TANGERANG - Kementerian Perhubungan (Kemenhub) telah berkoordinasi dengan berbagai pihak, termasuk TNI AL untuk melakukan pencarian dan upaya penyelamatan korban pesawat Sriwijaya Air SJ182 yang jatuh setelah lepas landas dari Bandara Soekarno-Hatta.
(Baca juga: Sriwijaya Air Jatuh, TNI AU Lakukan Pencarian Besar-besaran Besok Pagi)
Selain dengan TNI AL, Kemenhub mengatakan bahwa pihaknya bekerjasama dengan Basarnas dan juga Polda Metro Jaya mengerahkan peralatan untuk melakukan pencarian di tempat jatuhnya pesawat.

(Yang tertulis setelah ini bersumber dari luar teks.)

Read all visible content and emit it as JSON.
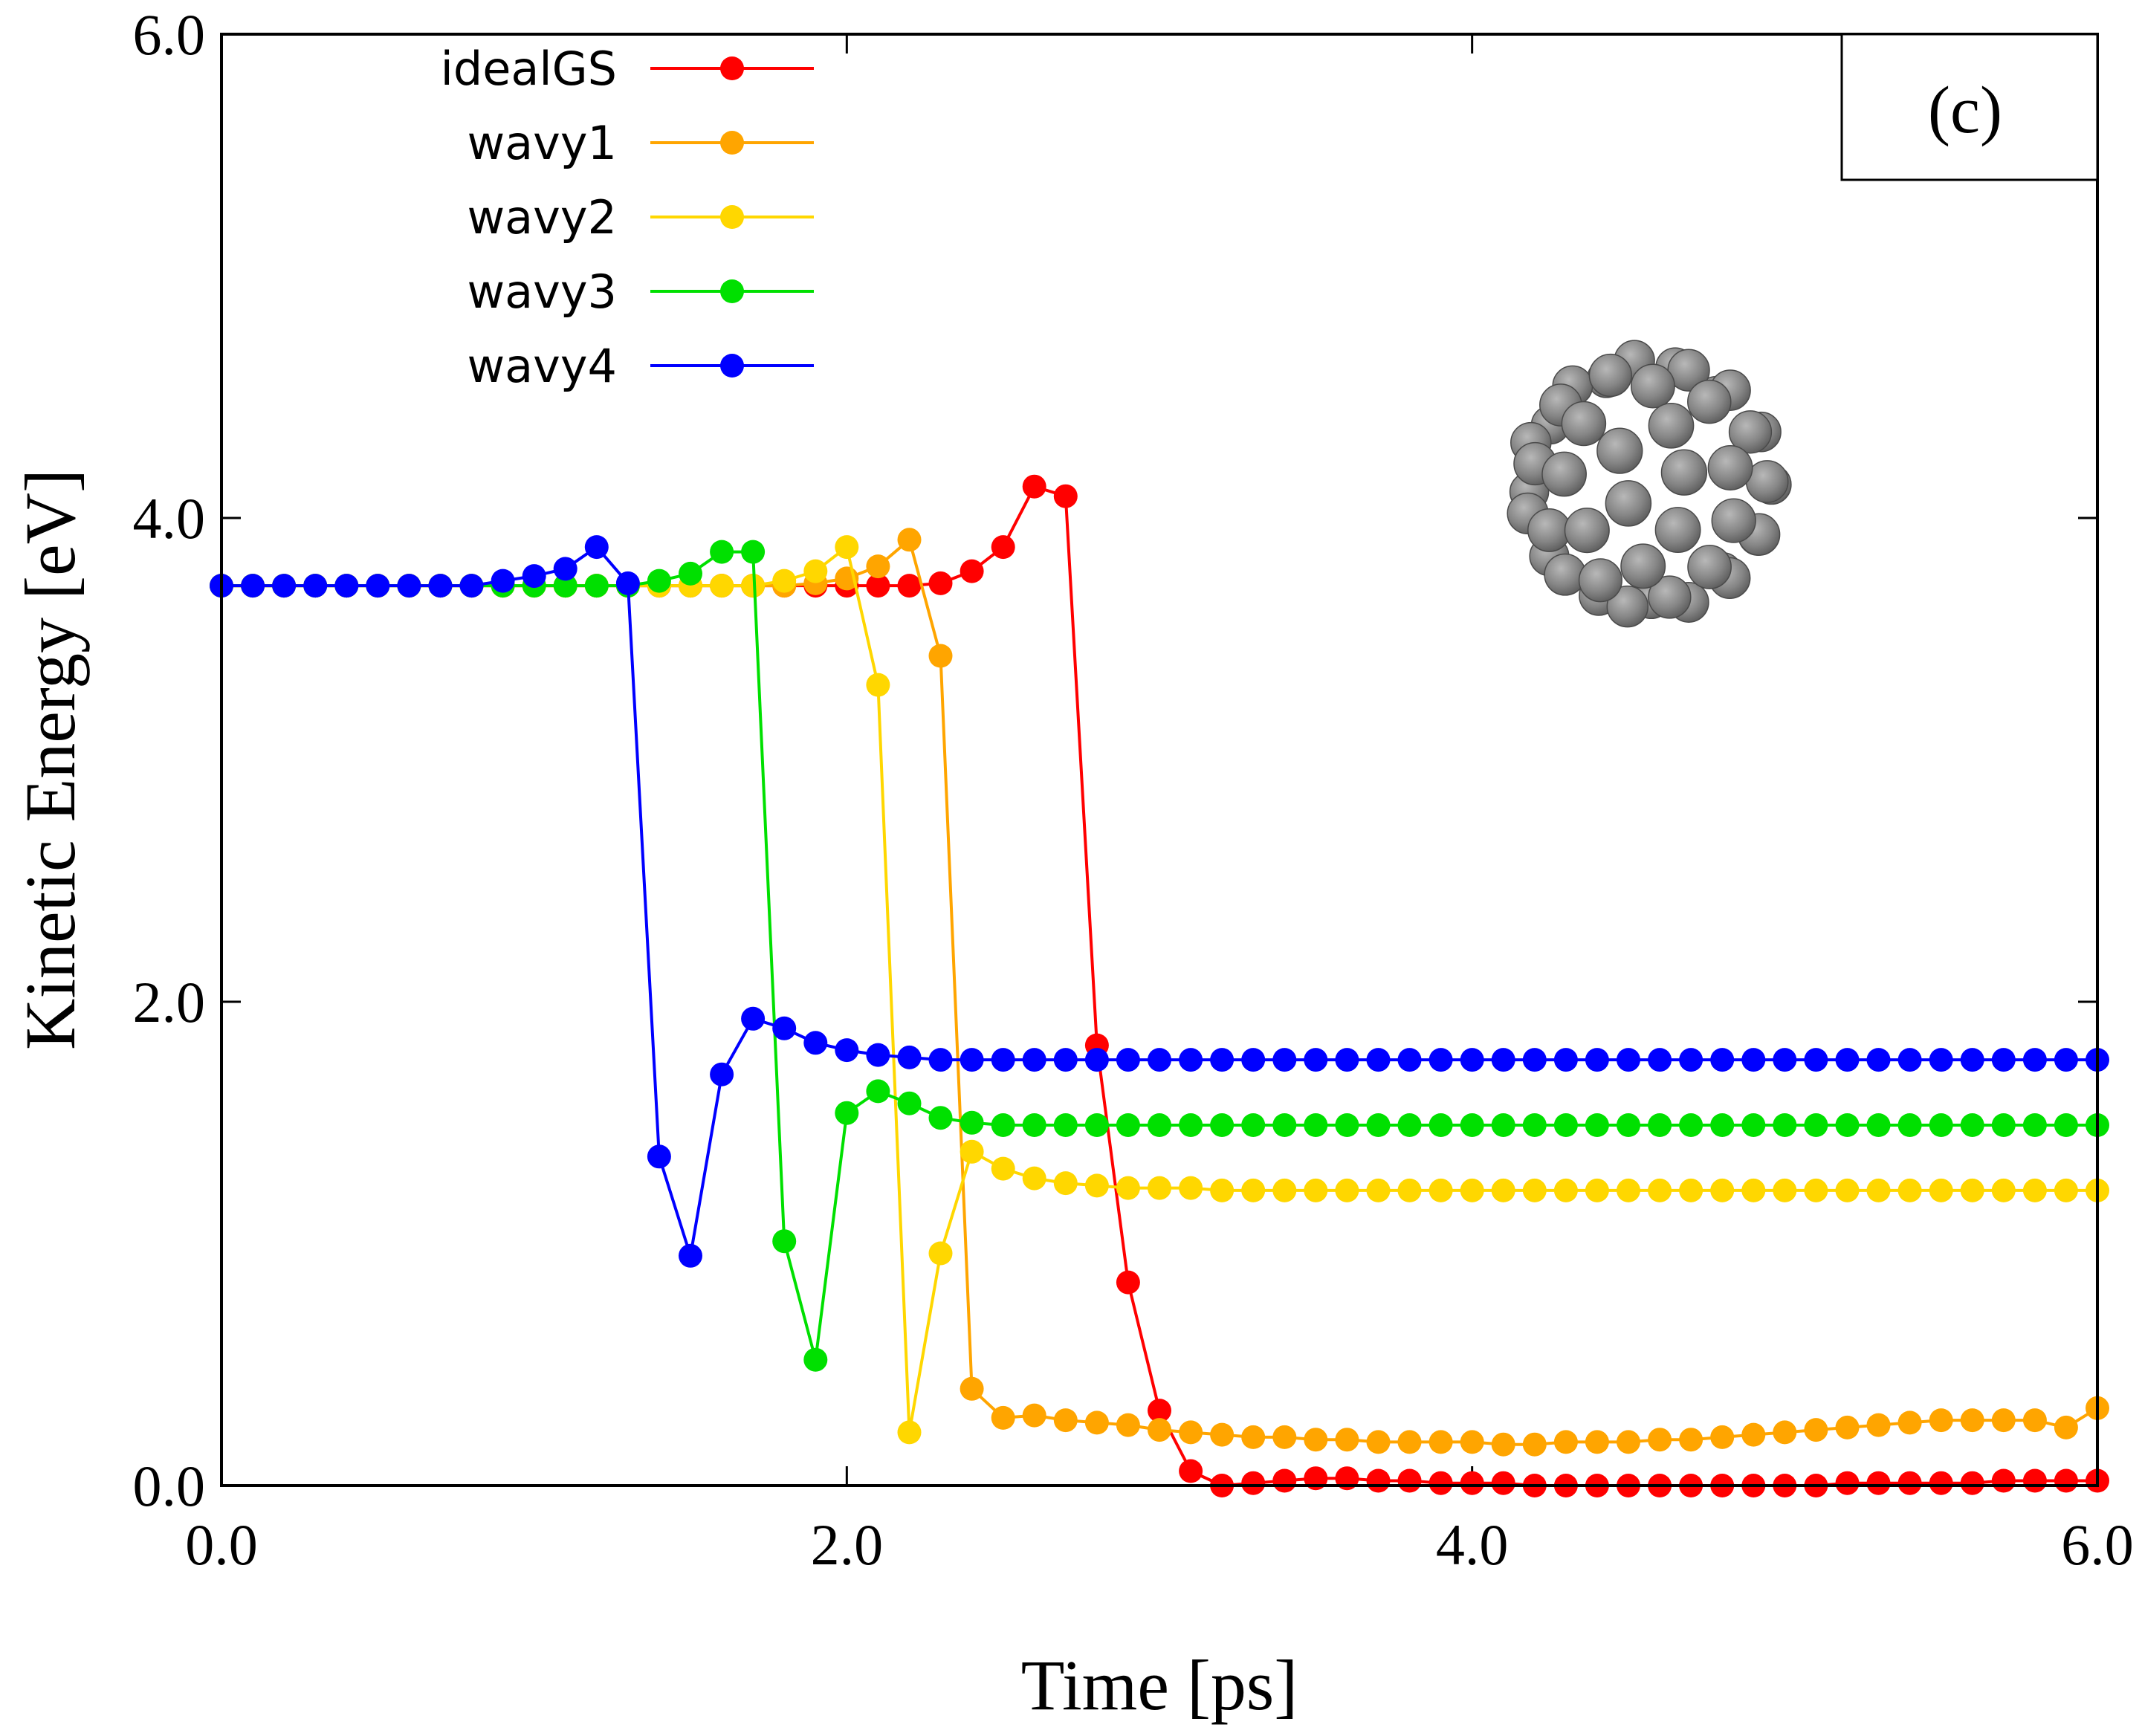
{
  "chart_data": {
    "type": "line",
    "title": "",
    "panel_label": "(c)",
    "xlabel": "Time [ps]",
    "ylabel": "Kinetic Energy [eV]",
    "xlim": [
      0.0,
      6.0
    ],
    "ylim": [
      0.0,
      6.0
    ],
    "xticks": [
      0.0,
      2.0,
      4.0,
      6.0
    ],
    "yticks": [
      0.0,
      2.0,
      4.0,
      6.0
    ],
    "xtick_labels": [
      "0.0",
      "2.0",
      "4.0",
      "6.0"
    ],
    "ytick_labels": [
      "0.0",
      "2.0",
      "4.0",
      "6.0"
    ],
    "grid": false,
    "legend_position": "top-left",
    "inset": "C60 fullerene molecule",
    "x": [
      0.0,
      0.1,
      0.2,
      0.3,
      0.4,
      0.5,
      0.6,
      0.7,
      0.8,
      0.9,
      1.0,
      1.1,
      1.2,
      1.3,
      1.4,
      1.5,
      1.6,
      1.7,
      1.8,
      1.9,
      2.0,
      2.1,
      2.2,
      2.3,
      2.4,
      2.5,
      2.6,
      2.7,
      2.8,
      2.9,
      3.0,
      3.1,
      3.2,
      3.3,
      3.4,
      3.5,
      3.6,
      3.7,
      3.8,
      3.9,
      4.0,
      4.1,
      4.2,
      4.3,
      4.4,
      4.5,
      4.6,
      4.7,
      4.8,
      4.9,
      5.0,
      5.1,
      5.2,
      5.3,
      5.4,
      5.5,
      5.6,
      5.7,
      5.8,
      5.9,
      6.0
    ],
    "series": [
      {
        "name": "idealGS",
        "color": "#ff0000",
        "values": [
          3.72,
          3.72,
          3.72,
          3.72,
          3.72,
          3.72,
          3.72,
          3.72,
          3.72,
          3.72,
          3.72,
          3.72,
          3.72,
          3.72,
          3.72,
          3.72,
          3.72,
          3.72,
          3.72,
          3.72,
          3.72,
          3.72,
          3.72,
          3.73,
          3.78,
          3.88,
          4.13,
          4.09,
          1.82,
          0.84,
          0.31,
          0.06,
          0.0,
          0.01,
          0.02,
          0.03,
          0.03,
          0.02,
          0.02,
          0.01,
          0.01,
          0.01,
          0.0,
          0.0,
          0.0,
          0.0,
          0.0,
          0.0,
          0.0,
          0.0,
          0.0,
          0.0,
          0.01,
          0.01,
          0.01,
          0.01,
          0.01,
          0.02,
          0.02,
          0.02,
          0.02
        ]
      },
      {
        "name": "wavy1",
        "color": "#ffa500",
        "values": [
          3.72,
          3.72,
          3.72,
          3.72,
          3.72,
          3.72,
          3.72,
          3.72,
          3.72,
          3.72,
          3.72,
          3.72,
          3.72,
          3.72,
          3.72,
          3.72,
          3.72,
          3.72,
          3.72,
          3.73,
          3.75,
          3.8,
          3.91,
          3.43,
          0.4,
          0.28,
          0.29,
          0.27,
          0.26,
          0.25,
          0.23,
          0.22,
          0.21,
          0.2,
          0.2,
          0.19,
          0.19,
          0.18,
          0.18,
          0.18,
          0.18,
          0.17,
          0.17,
          0.18,
          0.18,
          0.18,
          0.19,
          0.19,
          0.2,
          0.21,
          0.22,
          0.23,
          0.24,
          0.25,
          0.26,
          0.27,
          0.27,
          0.27,
          0.27,
          0.24,
          0.32
        ]
      },
      {
        "name": "wavy2",
        "color": "#ffd700",
        "values": [
          3.72,
          3.72,
          3.72,
          3.72,
          3.72,
          3.72,
          3.72,
          3.72,
          3.72,
          3.72,
          3.72,
          3.72,
          3.72,
          3.72,
          3.72,
          3.72,
          3.72,
          3.72,
          3.74,
          3.78,
          3.88,
          3.31,
          0.22,
          0.96,
          1.38,
          1.31,
          1.27,
          1.25,
          1.24,
          1.23,
          1.23,
          1.23,
          1.22,
          1.22,
          1.22,
          1.22,
          1.22,
          1.22,
          1.22,
          1.22,
          1.22,
          1.22,
          1.22,
          1.22,
          1.22,
          1.22,
          1.22,
          1.22,
          1.22,
          1.22,
          1.22,
          1.22,
          1.22,
          1.22,
          1.22,
          1.22,
          1.22,
          1.22,
          1.22,
          1.22,
          1.22
        ]
      },
      {
        "name": "wavy3",
        "color": "#00e000",
        "values": [
          3.72,
          3.72,
          3.72,
          3.72,
          3.72,
          3.72,
          3.72,
          3.72,
          3.72,
          3.72,
          3.72,
          3.72,
          3.72,
          3.72,
          3.74,
          3.77,
          3.86,
          3.86,
          1.01,
          0.52,
          1.54,
          1.63,
          1.58,
          1.52,
          1.5,
          1.49,
          1.49,
          1.49,
          1.49,
          1.49,
          1.49,
          1.49,
          1.49,
          1.49,
          1.49,
          1.49,
          1.49,
          1.49,
          1.49,
          1.49,
          1.49,
          1.49,
          1.49,
          1.49,
          1.49,
          1.49,
          1.49,
          1.49,
          1.49,
          1.49,
          1.49,
          1.49,
          1.49,
          1.49,
          1.49,
          1.49,
          1.49,
          1.49,
          1.49,
          1.49,
          1.49
        ]
      },
      {
        "name": "wavy4",
        "color": "#0000ff",
        "values": [
          3.72,
          3.72,
          3.72,
          3.72,
          3.72,
          3.72,
          3.72,
          3.72,
          3.72,
          3.74,
          3.76,
          3.79,
          3.88,
          3.73,
          1.36,
          0.95,
          1.7,
          1.93,
          1.89,
          1.83,
          1.8,
          1.78,
          1.77,
          1.76,
          1.76,
          1.76,
          1.76,
          1.76,
          1.76,
          1.76,
          1.76,
          1.76,
          1.76,
          1.76,
          1.76,
          1.76,
          1.76,
          1.76,
          1.76,
          1.76,
          1.76,
          1.76,
          1.76,
          1.76,
          1.76,
          1.76,
          1.76,
          1.76,
          1.76,
          1.76,
          1.76,
          1.76,
          1.76,
          1.76,
          1.76,
          1.76,
          1.76,
          1.76,
          1.76,
          1.76,
          1.76
        ]
      }
    ]
  }
}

"Begitu dengar ada peristiwa ini Kemenhub telah melakukan pencarian dan dikerahkan kapal dan armada kapal dari TNI, Polda Pol Air, dan Basarnas," ujar Juru Bicara Kemenhub, Adita Irawati, Sabtu (9/1/2021).
(Baca juga: Sriwijaya Air Jatuh, Keluarga Kapten Afwan Syok Berat)
Sementara itu, Panglima Komando Armada 1, Laksamana Muda Abdul Rasyid Kacong menambahkan, pihaknya telah mengerahkan 10 KRI.
Adapun armada yang dikerahkan dari TNI AL adalah, KRI Teluk Gili Manuk (onboard Tim Kopaska), KRI Kurau, KRI Parang, KRI Teluk Cirebon, KRI Tjiptadi, KRI KRI Cucut -866, KRI Tengiri dan 2 Sea Rider Kopaska serta 2 kapal Tunda yakni TD. Galunggung dan Malabar.